What Can You Do Over a Wireless Network?

What Else Can You Do Over a Wireless Network?

Well, you’d be surprised. There really are all sorts of things you can do with wireless networks — you’re only really limited by your imagination! Here are a few weird and wonderful ideas to get you started, but don’t be afraid to try out anything else you think of.

Store Files in Your Car.

If you put a small wireless-enabled hard drive in your car, you can use it as a mobile file server, avoiding the need to send files around on the Internet or burn them to a CD. This can be especially good if you often move large files around. You could, for example, upload your files to the car-server when you’re at home, and then download them again when you get to work.

There are other uses of this too — you could, for example, send music files from your computer to the car to play on your journey, without having to physically move anything at all.

Build a Real ‘Network Neighbourhood’.

You can extend wireless networks as far as you want, using repeaters and directional antennas. If some of your neighbours put repeaters in their houses, then any networks in the area could be extended to cover a gradually larger range.

Ultimately, if you have co-operative neighbours, you could turn your whole street into a wireless hotspot: you could even all share one super-fast Internet connection, paying less per person than you usually would for a much slower one. There is even a name for this: a ‘freenet’ or ‘community net’. People who have tried it find that it makes people feel much closer to each other, bringing back long-lost social ties within the local community.

Bear in mind, though, that you’re basically running your own ISP if you decide to do this, with all the support issues that could involve. You might want to ask your ISP’s permission first, in case they get upset about you sharing your connection so freely.
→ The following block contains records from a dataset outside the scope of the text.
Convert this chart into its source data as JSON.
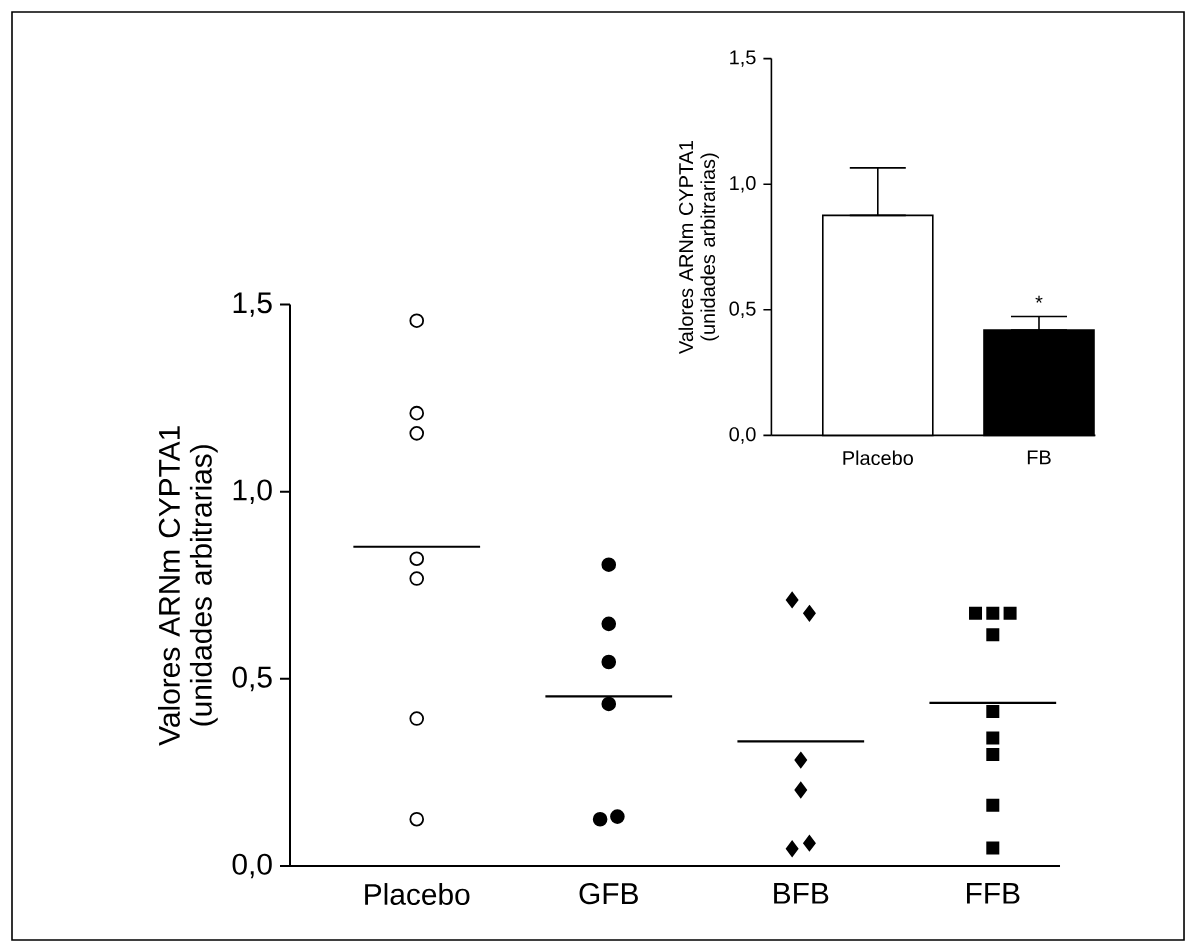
{
  "chart_data": [
    {
      "type": "scatter",
      "ylabel": "Valores ARNm CYPTA1 (unidades arbitrarias)",
      "categories": [
        "Placebo",
        "GFB",
        "BFB",
        "FFB"
      ],
      "ylim": [
        0,
        1.5
      ],
      "yticks": [
        {
          "value": 0,
          "label": "0,0"
        },
        {
          "value": 0.5,
          "label": "0,5"
        },
        {
          "value": 1,
          "label": "1,0"
        },
        {
          "value": 1.5,
          "label": "1,5"
        }
      ],
      "series": [
        {
          "type": "scatter",
          "marker": "circle",
          "color": "#ffffff",
          "x": [
            "Placebo",
            "Placebo",
            "Placebo",
            "Placebo",
            "Placebo",
            "Placebo",
            "Placebo"
          ],
          "values": [
            1.457,
            1.21,
            1.156,
            0.821,
            0.768,
            0.394,
            0.125
          ]
        },
        {
          "type": "scatter",
          "marker": "circle",
          "color": "#000000",
          "x": [
            "GFB",
            "GFB",
            "GFB",
            "GFB",
            "GFB",
            "GFB"
          ],
          "values": [
            0.805,
            0.647,
            0.545,
            0.433,
            0.125,
            0.132
          ]
        },
        {
          "type": "scatter",
          "marker": "diamond",
          "color": "#000000",
          "x": [
            "BFB",
            "BFB",
            "BFB",
            "BFB",
            "BFB",
            "BFB"
          ],
          "values": [
            0.711,
            0.675,
            0.283,
            0.203,
            0.046,
            0.061
          ]
        },
        {
          "type": "scatter",
          "marker": "square",
          "color": "#000000",
          "x": [
            "FFB",
            "FFB",
            "FFB",
            "FFB",
            "FFB",
            "FFB",
            "FFB",
            "FFB",
            "FFB"
          ],
          "values": [
            0.675,
            0.675,
            0.675,
            0.618,
            0.413,
            0.342,
            0.298,
            0.162,
            0.048
          ]
        }
      ],
      "ref_lines": [
        {
          "axis": "y",
          "value": 0.853,
          "color": "#000000"
        },
        {
          "axis": "y",
          "value": 0.453,
          "color": "#000000"
        },
        {
          "axis": "y",
          "value": 0.333,
          "color": "#000000"
        },
        {
          "axis": "y",
          "value": 0.436,
          "color": "#000000"
        }
      ]
    },
    {
      "type": "bar",
      "ylabel": "Valores ARNm CYPTA1 (unidades arbitrarias)",
      "categories": [
        "Placebo",
        "FB"
      ],
      "values": [
        0.876,
        0.419
      ],
      "colors": [
        "#ffffff",
        "#000000"
      ],
      "errors": [
        [
          0.876,
          1.065
        ],
        [
          0.419,
          0.473
        ]
      ],
      "ylim": [
        0,
        1.5
      ],
      "yticks": [
        {
          "value": 0,
          "label": "0,0"
        },
        {
          "value": 0.5,
          "label": "0,5"
        },
        {
          "value": 1,
          "label": "1,0"
        },
        {
          "value": 1.5,
          "label": "1,5"
        }
      ],
      "annotations": [
        {
          "text": "*",
          "x": "FB",
          "y": 0.473
        }
      ]
    }
  ]
}
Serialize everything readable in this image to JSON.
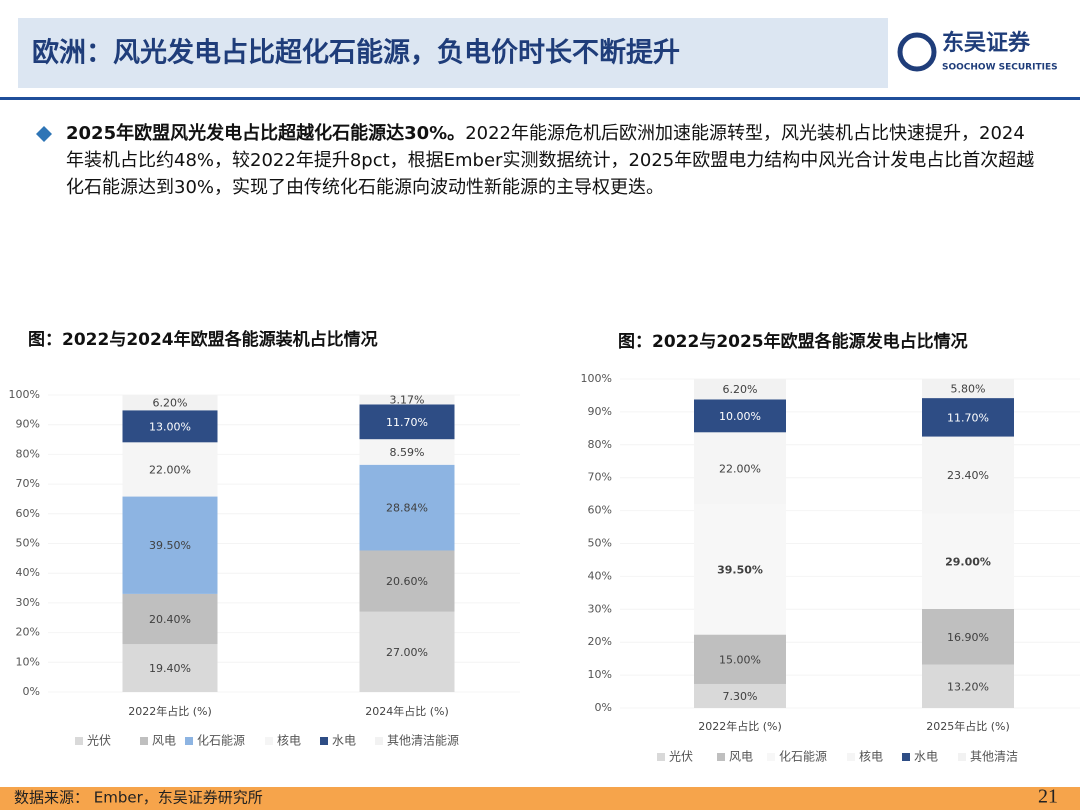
{
  "header": {
    "title": "欧洲：风光发电占比超化石能源，负电价时长不断提升",
    "logo": "东吴证券",
    "logo_sub": "SOOCHOW SECURITIES"
  },
  "bullet": {
    "bold": "2025年欧盟风光发电占比超越化石能源达30%。",
    "text": "2022年能源危机后欧洲加速能源转型，风光装机占比快速提升，2024年装机占比约48%，较2022年提升8pct，根据Ember实测数据统计，2025年欧盟电力结构中风光合计发电占比首次超越化石能源达到30%，实现了由传统化石能源向波动性新能源的主导权更迭。"
  },
  "footer": {
    "source": "数据来源： Ember，东吴证券研究所",
    "page": "21"
  },
  "chart_data": [
    {
      "type": "bar",
      "stacked": "percent",
      "title": "图：2022与2024年欧盟各能源装机占比情况",
      "categories": [
        "2022年占比 (%)",
        "2024年占比 (%)"
      ],
      "series": [
        {
          "name": "光伏",
          "color": "#d9d9d9",
          "values": [
            19.4,
            27.0
          ],
          "value_labels": [
            "19.40%",
            "27.00%"
          ]
        },
        {
          "name": "风电",
          "color": "#bfbfbf",
          "values": [
            20.4,
            20.6
          ],
          "value_labels": [
            "20.40%",
            "20.60%"
          ]
        },
        {
          "name": "化石能源",
          "color": "#8db4e2",
          "values": [
            39.5,
            28.84
          ],
          "value_labels": [
            "39.50%",
            "28.84%"
          ]
        },
        {
          "name": "核电",
          "color": "#f5f5f5",
          "values": [
            22.0,
            8.59
          ],
          "value_labels": [
            "22.00%",
            "8.59%"
          ]
        },
        {
          "name": "水电",
          "color": "#2e4d85",
          "values": [
            13.0,
            11.7
          ],
          "value_labels": [
            "13.00%",
            "11.70%"
          ]
        },
        {
          "name": "其他清洁能源",
          "color": "#f2f2f2",
          "values": [
            6.2,
            3.17
          ],
          "value_labels": [
            "6.20%",
            "3.17%"
          ]
        }
      ],
      "ylim": [
        0,
        100
      ],
      "yticks": [
        {
          "value": 0,
          "label": "0%"
        },
        {
          "value": 10,
          "label": "10%"
        },
        {
          "value": 20,
          "label": "20%"
        },
        {
          "value": 30,
          "label": "30%"
        },
        {
          "value": 40,
          "label": "40%"
        },
        {
          "value": 50,
          "label": "50%"
        },
        {
          "value": 60,
          "label": "60%"
        },
        {
          "value": 70,
          "label": "70%"
        },
        {
          "value": 80,
          "label": "80%"
        },
        {
          "value": 90,
          "label": "90%"
        },
        {
          "value": 100,
          "label": "100%"
        }
      ],
      "legend": "bottom"
    },
    {
      "type": "bar",
      "stacked": "percent",
      "title": "图：2022与2025年欧盟各能源发电占比情况",
      "categories": [
        "2022年占比 (%)",
        "2025年占比 (%)"
      ],
      "series": [
        {
          "name": "光伏",
          "color": "#d9d9d9",
          "values": [
            7.3,
            13.2
          ],
          "value_labels": [
            "7.30%",
            "13.20%"
          ]
        },
        {
          "name": "风电",
          "color": "#bfbfbf",
          "values": [
            15.0,
            16.9
          ],
          "value_labels": [
            "15.00%",
            "16.90%"
          ]
        },
        {
          "name": "化石能源",
          "color": "#f7f7f7",
          "values": [
            39.5,
            29.0
          ],
          "value_labels": [
            "39.50%",
            "29.00%"
          ],
          "label_bold": true
        },
        {
          "name": "核电",
          "color": "#f5f5f5",
          "values": [
            22.0,
            23.4
          ],
          "value_labels": [
            "22.00%",
            "23.40%"
          ]
        },
        {
          "name": "水电",
          "color": "#2e4d85",
          "values": [
            10.0,
            11.7
          ],
          "value_labels": [
            "10.00%",
            "11.70%"
          ]
        },
        {
          "name": "其他清洁",
          "color": "#f2f2f2",
          "values": [
            6.2,
            5.8
          ],
          "value_labels": [
            "6.20%",
            "5.80%"
          ]
        }
      ],
      "ylim": [
        0,
        100
      ],
      "yticks": [
        {
          "value": 0,
          "label": "0%"
        },
        {
          "value": 10,
          "label": "10%"
        },
        {
          "value": 20,
          "label": "20%"
        },
        {
          "value": 30,
          "label": "30%"
        },
        {
          "value": 40,
          "label": "40%"
        },
        {
          "value": 50,
          "label": "50%"
        },
        {
          "value": 60,
          "label": "60%"
        },
        {
          "value": 70,
          "label": "70%"
        },
        {
          "value": 80,
          "label": "80%"
        },
        {
          "value": 90,
          "label": "90%"
        },
        {
          "value": 100,
          "label": "100%"
        }
      ],
      "legend": "bottom"
    }
  ]
}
Whole books have been written about this topic — for more information, you might want to read one of them, such as Rob Flickenger’s ‘Building Wireless Community Networks’. If you live in a big city, you might even find that someone’s already trying to do it in your areas.

Make Cheap Phone Calls.

If you get a Bluetooth-enabled headset, you can use your wirelessly networked computer to make cheaper (or free) phone calls. Voice over IP (VoIP) software such as Skype makes it easy to call anyone in the world, and using a headset makes it even more convenient than using a phone — you can do whatever you want while you talk.

Most VoIP software is limited to calling other VoIP phones, which is free. Services like Skype, however, allow you to call real phone numbers too. Since the call is made in whatever country the number is in and then routed over the Internet to you, you can call worldwide for not much more than the cost of a local call. There are few things more fun than chatting to your friend half the world away for an hour and knowing it only cost you 50 cents — and that all they had to do was pick up the phone.

Watch Media on Your TV.

There is a new wave of wireless media devices that connect to your TV like a cable box or a DVD player, but allows your TV to play media files you have shared on your wireless network. If you use an operating system like Windows Media Center Edition or similar, it’s easy to watch videos from your computer on your TV — you even get a remote control. On top of that, you can record shows from your TV, TiVo-style, and then share these recordings over your wireless network.

You want things you digitally record on one TV to be viewable on all your TVs? Now they can be. Simply get two wireless-enabled digital recorders and they’ll form a network all on their own — simple as anything.